• No results found

Naam geïnterviewde: Peter Dortwegt Naam interviewer: Tanja Tubben

Datum: 10 april 2018

Overig: Telefonisch interview

Tanja Tubben: Bedankt dat u tijd voor mij wilde vrijmaken. Allereerst zal ik willen vragen wat Stadslab zoal doet in Buiksloterham.

Peter Dortwegt: Ja, dat is goed. Stadslab is een initiatief dat is voortgekomen uit wat dan heet het Manifest Circulair Buiksloterham. Een aantal jaren geleden toen de herontwikkeling van de Buiksloterham een beetje stagneerde omdat de vastgoedcrisis was uitgebroken hebben een aantal lokale initiatiefnemers, maar ook lokale partijen als Waternet en de Alliantie eigenlijk de kans gegrepen om dan te zeggen als we toch naar een transformatie van het gebied Buiksloterham, een oud industriegebied toe moeten. Laten we dan zeg maar de tijdelijke stilstand van de herontwikkeling aangrijpen om dan te kijken of we de plannen een extra duurzame impuls kunnen geven. En daar is circulair Buiksloterham uit voortgekomen met het idee van: we kunnen of doorgaan met de wijk de herontwikkeling met het scenario business as usual, we gaan doen alsof er geen crisis is geweest, alsof er geen klimaat crisis is, alsof er geen energiecrisis is, we gaan er gewoon bouwen zoals we altijd deden. Of gaan we het aangrijpen om daar een verandering in aan te brengen en te kijken hoe deze wijk zo circulair mogelijk kunnen maken? Waarbij het uitgangspunt is dat de Buiksloterham een voorbeeldproject, een experimenteerplaats zou kunnen zijn voor ideeën die wellicht nog niet zo gangbaar zijn, maar wel bijdragen aan die circulaire ambitie. Een testgrond te zijn en te kijken hoe je dat hier kunt uitproberen. Wellicht is Buiksloterham niet altijd de meest relevante schaal om dingen op te organiseren. Het is dan wel een aardige wijk, maar geen gigantische wijk. Maar het kan toch de moeite waard zijn om het initiatief te nemen vanuit de Buiksloterham en dan te gaan zoeken naar wat de beste manieren zijn om projecten op te schalen. We hebben daar een soort uitgebreide analyse gemaakt over welke grondstofstromen er dan rondgaan in zo'n gebied en wat zou dat dan betekenen als we het dan op de traditionele manier doen en wat zou het betekenen als we dat op de circulaire manier doen, waar moeten we dan ingrijpen. Welke veranderingen zouden we dan tot stand moeten brengen op gebied van energie, water, afval en andere grondstofstromen die door zo'n gebied gaan. En tot wat voor ingrijpen leidt dat dan?

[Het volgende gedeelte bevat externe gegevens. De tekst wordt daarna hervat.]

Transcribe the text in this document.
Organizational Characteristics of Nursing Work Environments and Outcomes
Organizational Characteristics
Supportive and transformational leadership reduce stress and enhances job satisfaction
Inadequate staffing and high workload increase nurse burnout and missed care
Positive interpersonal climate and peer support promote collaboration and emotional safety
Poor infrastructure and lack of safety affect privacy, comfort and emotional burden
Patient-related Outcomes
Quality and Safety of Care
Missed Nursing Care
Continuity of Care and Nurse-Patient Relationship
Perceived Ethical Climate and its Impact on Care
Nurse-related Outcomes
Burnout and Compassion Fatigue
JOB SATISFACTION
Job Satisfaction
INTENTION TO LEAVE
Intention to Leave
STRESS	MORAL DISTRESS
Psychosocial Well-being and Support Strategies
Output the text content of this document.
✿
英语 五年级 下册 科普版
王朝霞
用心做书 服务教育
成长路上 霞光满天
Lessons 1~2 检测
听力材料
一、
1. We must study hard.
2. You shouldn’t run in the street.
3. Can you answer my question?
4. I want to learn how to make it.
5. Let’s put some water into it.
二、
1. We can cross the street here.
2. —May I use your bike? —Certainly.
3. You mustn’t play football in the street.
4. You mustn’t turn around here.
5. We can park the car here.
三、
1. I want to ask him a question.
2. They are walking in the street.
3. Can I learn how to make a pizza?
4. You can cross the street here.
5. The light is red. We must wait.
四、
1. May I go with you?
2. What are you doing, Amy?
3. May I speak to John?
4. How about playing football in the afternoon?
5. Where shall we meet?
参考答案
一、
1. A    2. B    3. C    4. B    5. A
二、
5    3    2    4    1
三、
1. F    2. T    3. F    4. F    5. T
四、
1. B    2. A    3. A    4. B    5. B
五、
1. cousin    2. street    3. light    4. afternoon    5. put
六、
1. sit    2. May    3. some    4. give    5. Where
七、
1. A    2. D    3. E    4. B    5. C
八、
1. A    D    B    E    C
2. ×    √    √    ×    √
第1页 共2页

Tanja Tubben: Zoals u zei is Stadslab voortgekomen uit bedrijven als Waternet en de Alliantie, maar zijn dit dan ook werknemers van Waternet en de Alliantie of hebben ze jullie een soort van ingehuurd? Peter Dortwegt: Nee, dat een soort combinatie geweest, wij waren zelf ook initiatiefnemers in het gebied. Er waren al mensen betrokken van De Ceuvel. Ik ben zelf directeur van New Energy Blocks een centrum voor duurzaam ondernemen, iemand anders is bezig met het bouwen van zijn eigen woning, weer anderen waren betrokken bij Schoonschip. We hebben een soort groep gevormd en het werk verdeeld. De

Alliantie heeft meegewerkt, Waternet heeft meegewerkt, architecten hebben meegewerkt. We hebben wat geld van De Alliantie, Waternet en de gemeente gekregen. Een fonds voor creatieve industrie om ook echt wat studies te kunnen doen. Maar het merendeel is eigenlijk met experts uit het gebied zelf gedaan. Dus dat is echt de lokale kennis goed gebruiken. Je ziet ook door die tijdelijke initiatieven, zoals bij bedrijven als Metabolic, dat er veel kennis is. Al die kennis hebben we geprobeerd te mobiliseren in dat onderzoek. En dat uit dan onderzoek leidde dat we nog meer partijen zijn gaan zoeken die mee gaan werken, en dat is uiteindelijk het Manifest Buiksloterham geworden. Dus in die zin is het met de betrokkenheid van die partijen gebeurd.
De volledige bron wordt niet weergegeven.